The ISS was constructed and assembled module by module. The size of each module was limited by the place and way in which they were launched to space—for example, by the dimensions of the payload bay of the Space Shuttle, or the height of the railway overpasses between Moscow and the Russian launch site in Baikonur, Kazakhstan.

  • The ISS central modules are pressurized habitats where the crew lives and works, while the main transverse truss supports power, cooling, communications, external stowage, and scientific test equipment.
  • The ISS is electrically powered using solar arrays that rotate to track the sun throughout each orbit. Waste heat is gathered by cooling loops inside the ship and expelled out into space through large, flat radiators.
  • The station is primarily flown in an orientation known as LVLH, which stands for “local vertical, local horizontal,” such that the “bottom” of the ISS faces Earth and the “nose” is pointed into the velocity vector (the direction it’s moving).
  • There are multiple docking ports on the ISS to allow for different types of spacecraft to dock, including the Space Shuttle, the Russian Soyuz spacecraft, planned human-rated capsules, and various resupply craft. The specific docking mechanisms vary from port to port.
  • The Canadian-built robotic manipulators Canadarm (Shuttle-based) and Canadarm2 (ISS-based) helped assemble, grow, and repair the ISS. The ISS also has a two-armed dexterous robot called Dextre for delicate work outside, and a Japanese-built robotic arm for deploying experiments externally.

How Can You View the ISS?

The ISS is visible every day to amateur astronomers from the earth’s surface with the naked human eye in the night sky; viewing ISS passes simply requires you to know when and where to look up, but does not require additional equipment such as a telescope. The space station appears like a bright star in motion, one of the brightest objects in the sky, roughly the luminosity of Venus and more visible than Jupiter.

From the earth’s surface, the ISS orbit appears to be a floating white dot that moves across the sky after sunset and just before sunrise—when the sun’s light is still on the station but not the earth below it. Weather permitting, it can be spotted from 95% of the earth’s surface—it is not visible from the northern or southern poles but can be seen from every other location.

Several websites and smartphone applications will provide users all the information they need should they choose to view the space station.
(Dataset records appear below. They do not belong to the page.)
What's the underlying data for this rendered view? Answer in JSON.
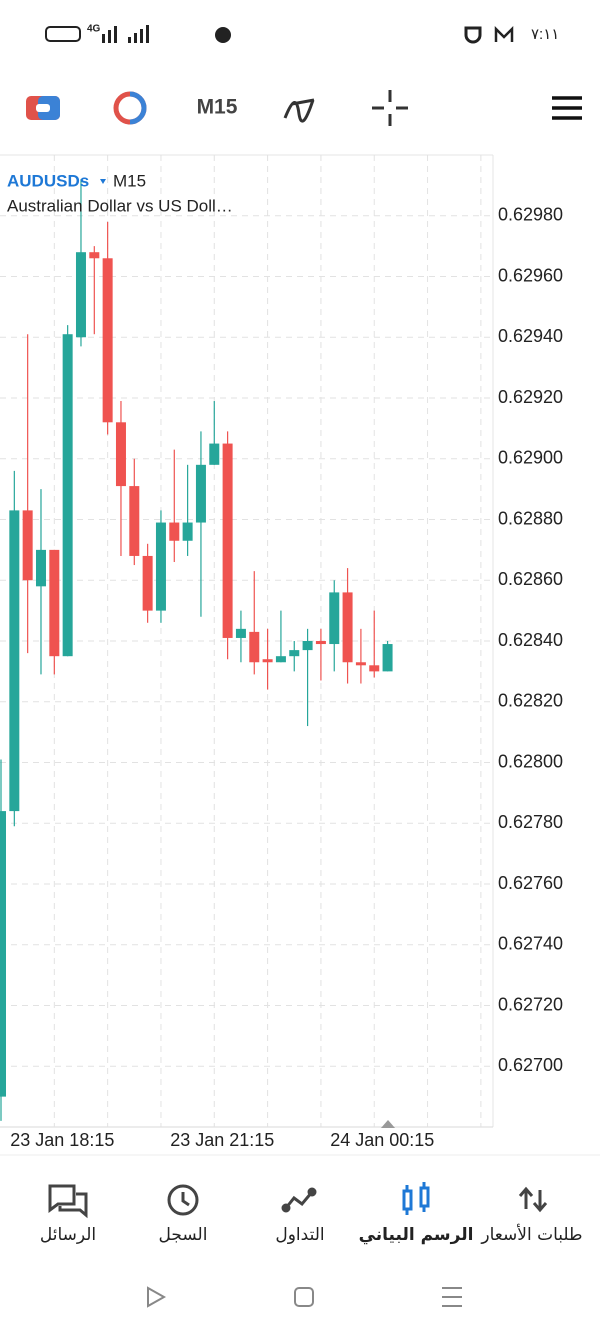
{
  "status_bar": {
    "network": "4G",
    "time": "٧:١١"
  },
  "toolbar": {
    "timeframe": "M15"
  },
  "chart_data": {
    "type": "candlestick",
    "symbol": "AUDUSDs",
    "timeframe": "M15",
    "description": "Australian Dollar vs US Doll…",
    "categories": [
      null,
      null,
      null,
      null,
      "23 Jan 18:15",
      null,
      null,
      null,
      null,
      null,
      null,
      null,
      null,
      null,
      null,
      null,
      "23 Jan 21:15",
      null,
      null,
      null,
      null,
      null,
      null,
      null,
      null,
      null,
      null,
      null,
      "24 Jan 00:15",
      null
    ],
    "open": [
      0.6269,
      0.62784,
      0.62883,
      0.62858,
      0.6287,
      0.62835,
      0.6294,
      0.62968,
      0.62966,
      0.62912,
      0.62891,
      0.62868,
      0.6285,
      0.62879,
      0.62873,
      0.62879,
      0.62898,
      0.62905,
      0.62841,
      0.62843,
      0.62834,
      0.62833,
      0.62835,
      0.62837,
      0.6284,
      0.62839,
      0.62856,
      0.62833,
      0.62832,
      0.6283
    ],
    "high": [
      0.62801,
      0.62896,
      0.62941,
      0.6289,
      0.6287,
      0.62944,
      0.62992,
      0.6297,
      0.62978,
      0.62919,
      0.629,
      0.62872,
      0.62883,
      0.62903,
      0.62898,
      0.62909,
      0.62919,
      0.62909,
      0.6285,
      0.62863,
      0.62844,
      0.6285,
      0.6284,
      0.62844,
      0.62844,
      0.6286,
      0.62864,
      0.62844,
      0.6285,
      0.6284
    ],
    "low": [
      0.62682,
      0.62779,
      0.62836,
      0.62829,
      0.62829,
      0.62835,
      0.62937,
      0.62941,
      0.62908,
      0.62868,
      0.62865,
      0.62846,
      0.62846,
      0.62866,
      0.62868,
      0.62848,
      0.62898,
      0.62834,
      0.62833,
      0.62829,
      0.62824,
      0.62833,
      0.6283,
      0.62812,
      0.62827,
      0.6283,
      0.62826,
      0.62826,
      0.62828,
      0.6283
    ],
    "close": [
      0.62784,
      0.62883,
      0.6286,
      0.6287,
      0.62835,
      0.62941,
      0.62968,
      0.62966,
      0.62912,
      0.62891,
      0.62868,
      0.6285,
      0.62879,
      0.62873,
      0.62879,
      0.62898,
      0.62905,
      0.62841,
      0.62844,
      0.62833,
      0.62833,
      0.62835,
      0.62837,
      0.6284,
      0.62839,
      0.62856,
      0.62833,
      0.62832,
      0.6283,
      0.62839
    ],
    "up_color": "#26a69a",
    "down_color": "#ef5350",
    "ylim": [
      0.6268,
      0.63
    ],
    "yticks": [
      {
        "value": 0.627,
        "label": "0.62700"
      },
      {
        "value": 0.6272,
        "label": "0.62720"
      },
      {
        "value": 0.6274,
        "label": "0.62740"
      },
      {
        "value": 0.6276,
        "label": "0.62760"
      },
      {
        "value": 0.6278,
        "label": "0.62780"
      },
      {
        "value": 0.628,
        "label": "0.62800"
      },
      {
        "value": 0.6282,
        "label": "0.62820"
      },
      {
        "value": 0.6284,
        "label": "0.62840"
      },
      {
        "value": 0.6286,
        "label": "0.62860"
      },
      {
        "value": 0.6288,
        "label": "0.62880"
      },
      {
        "value": 0.629,
        "label": "0.62900"
      },
      {
        "value": 0.6292,
        "label": "0.62920"
      },
      {
        "value": 0.6294,
        "label": "0.62940"
      },
      {
        "value": 0.6296,
        "label": "0.62960"
      },
      {
        "value": 0.6298,
        "label": "0.62980"
      }
    ],
    "grid": true
  },
  "bottom_nav": {
    "items": [
      "الرسائل",
      "السجل",
      "التداول",
      "الرسم البياني",
      "طلبات الأسعار"
    ],
    "active": 3,
    "active_color": "#1e78d6"
  }
}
Based on the user’s longitude and latitude, such tools can give users information regarding:

  • When the ISS will be visible in local time
  • Where it will appear to rise
  • The altitude above the horizon the station will reach
  • The duration of visibility before the station enters the Earth’s shadow

Additionally, starting in 2012, NASA began offering text and email alerts to subscribers who wanted to “spot the station” when it appeared over their hometown.